Arrêtés pris par les préfets 

En effet, chaque année, les préfets prennent les arrêtés fixant les niveaux de loyers par catégorie de logements et par secteur géographique. Ces arrêtés ne sont pas encore publiés, et ils ne le seront pas avant plusieurs semaines à Lyon, à Bordeaux et à Montpellier, car à Paris, l’arrêté a déjà été pris. Toutefois, le juge des référés estime que l’UNPI « se borne à faire valoir, de façon, générale, les atteintes au droit de propriété, mais n’apporte aucun élément permettant d’apprécier l’ampleur de ces atteintes », précise encore l’ordonnance, reprise par La Tribune.

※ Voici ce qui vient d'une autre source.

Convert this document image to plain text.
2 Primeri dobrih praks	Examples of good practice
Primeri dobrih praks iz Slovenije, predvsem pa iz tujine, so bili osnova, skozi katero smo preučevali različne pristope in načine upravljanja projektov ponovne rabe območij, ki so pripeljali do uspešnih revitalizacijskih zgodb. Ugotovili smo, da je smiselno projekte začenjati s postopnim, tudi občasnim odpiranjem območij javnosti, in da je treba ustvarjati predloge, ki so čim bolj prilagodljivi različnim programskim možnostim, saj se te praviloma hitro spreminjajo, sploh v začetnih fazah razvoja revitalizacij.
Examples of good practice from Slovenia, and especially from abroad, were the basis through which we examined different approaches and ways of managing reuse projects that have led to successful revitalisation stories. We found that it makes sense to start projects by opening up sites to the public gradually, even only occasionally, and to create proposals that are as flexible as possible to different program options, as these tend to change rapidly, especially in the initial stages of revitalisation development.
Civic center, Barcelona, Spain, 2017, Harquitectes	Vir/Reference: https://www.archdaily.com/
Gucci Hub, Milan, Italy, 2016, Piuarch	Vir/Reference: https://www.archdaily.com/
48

La requête a donc aussi été rejetée pour le Grand Paris.

La ministre de la Transition écologique, Barbara Pompili, avait demandé le rejet de cette requête le 19 novembre 2021. Pour elle, la condition d’urgence  n’était « pas satisfaite » et les moyens n’étaient « pas propres à créer un doute sérieux quant à la légalité du décret attaqué ». Neuf nouvelles villes de Seine-Saint-Denis appliquent depuis le 1er décembre l’encadrement des loyers dans le parc privé. Elles ont rejoint neuf autres communes du même département.